I am 35. I continue to fight Endometriosis. I continue to face the hormone difficulties that that causes. In the midst of all this, I am trying to figure out and manage my Adrenal Fatigue that I have had since 2009. If that wasn't enough, I am dealing with potentially Premenopausal symptoms that may or may not be legit since I have been on synthetic hormones for most of my life [since the age of 13 except for a 3 year time span in my teens and a 6 month time span in the last year]. I deal with pain. Ongoing bleeding beyond what is considered the norm. Night sweats. Insomnia. Extreme hair loss. Nausea. I do this as much as I can without complaining. I am not perfect. I get sick of it. I get crabby. I get discouraged.
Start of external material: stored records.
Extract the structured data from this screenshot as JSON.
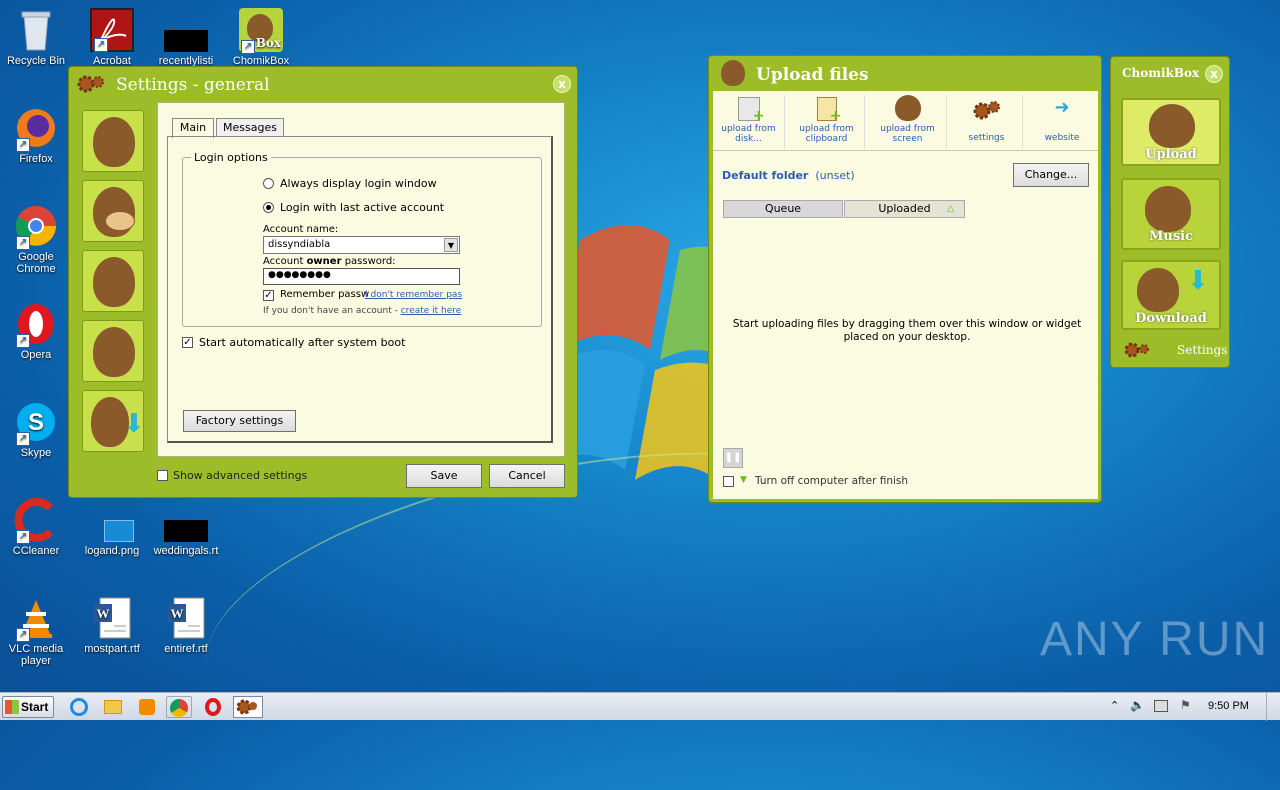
{
  "desktop": {
    "icons": [
      {
        "label": "Recycle Bin",
        "icon": "recycle-bin-icon"
      },
      {
        "label": "Acrobat",
        "icon": "acrobat-icon"
      },
      {
        "label": "recentlylisti",
        "icon": "blacked-file-icon"
      },
      {
        "label": "ChomikBox",
        "icon": "chomikbox-icon"
      },
      {
        "label": "Firefox",
        "icon": "firefox-icon"
      },
      {
        "label": "Google Chrome",
        "icon": "chrome-icon"
      },
      {
        "label": "Opera",
        "icon": "opera-icon"
      },
      {
        "label": "Skype",
        "icon": "skype-icon"
      },
      {
        "label": "CCleaner",
        "icon": "ccleaner-icon"
      },
      {
        "label": "logand.png",
        "icon": "image-file-icon"
      },
      {
        "label": "weddingals.rt",
        "icon": "blacked-file-icon"
      },
      {
        "label": "VLC media player",
        "icon": "vlc-icon"
      },
      {
        "label": "mostpart.rtf",
        "icon": "word-doc-icon"
      },
      {
        "label": "entiref.rtf",
        "icon": "word-doc-icon"
      }
    ],
    "watermark": "ANY RUN"
  },
  "settings": {
    "title": "Settings - general",
    "tabs": [
      "Main",
      "Messages"
    ],
    "group_title": "Login options",
    "radio_always": "Always display login window",
    "radio_last": "Login with last active account",
    "account_name_label": "Account name:",
    "account_name_value": "dissyndiabla",
    "password_label_pre": "Account ",
    "password_label_bold": "owner",
    "password_label_post": " password:",
    "password_value": "●●●●●●●●",
    "remember_label": "Remember passw",
    "forgot_link": "I don't remember pas",
    "no_account_text": "If you don't have an account - ",
    "create_link": "create it here",
    "autostart_label": "Start automatically after system boot",
    "factory_btn": "Factory settings",
    "advanced_label": "Show advanced settings",
    "save_btn": "Save",
    "cancel_btn": "Cancel"
  },
  "upload": {
    "title": "Upload files",
    "toolbar": [
      {
        "line1": "upload from",
        "line2": "disk...",
        "icon": "upload-disk-icon"
      },
      {
        "line1": "upload from",
        "line2": "clipboard",
        "icon": "upload-clipboard-icon"
      },
      {
        "line1": "upload from",
        "line2": "screen",
        "icon": "upload-screen-icon"
      },
      {
        "line1": "settings",
        "line2": "",
        "icon": "gears-icon"
      },
      {
        "line1": "website",
        "line2": "",
        "icon": "website-icon"
      }
    ],
    "default_folder_label": "Default folder",
    "default_folder_value": "(unset)",
    "change_btn": "Change...",
    "tab_queue": "Queue",
    "tab_uploaded": "Uploaded",
    "hint": "Start uploading files by dragging them over this window or widget placed on your desktop.",
    "shutdown_label": "Turn off computer after finish"
  },
  "chomikbox": {
    "title": "ChomikBox",
    "upload": "Upload",
    "music": "Music",
    "download": "Download",
    "settings": "Settings"
  },
  "taskbar": {
    "start": "Start",
    "time": "9:50 PM"
  },
  "colors": {
    "window_green": "#9cbc2a",
    "cream": "#fbfbe2",
    "link_blue": "#2a5db0"
  }
}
I want whatever normal is. I am frustrated and wish I wasn't up against a brick wall facing a disease that there is no cure for. Wondering what decision to make next. Wavering at knowing how much more money to spend on alternative medicine. Contemplating what other alternative medicine forms to try. Disbelieving in all the products and people that state they are your "one cure" and will absolutely fix you and heal you. Facing challenges that medical doctors really can't control even though they wish they could. Imagining the short term relief from a 4th surgery to laser off the adhesion's since it has been nearly 5.5 years since my last. Never knowing when a hysterectomy is the answer, if the answer at all.
Yes, I wish I could understand the reason behind Endometriosis. I wish I could create a cure. Wish I could have been the lady that touched the Lord's robe in the bible and been done with the years of hassles, pain, tears, and frustration. Heaven is sounding more and more like my only answer for bliss! I must work at accepting my situation more because God knows the why's, even when I don't.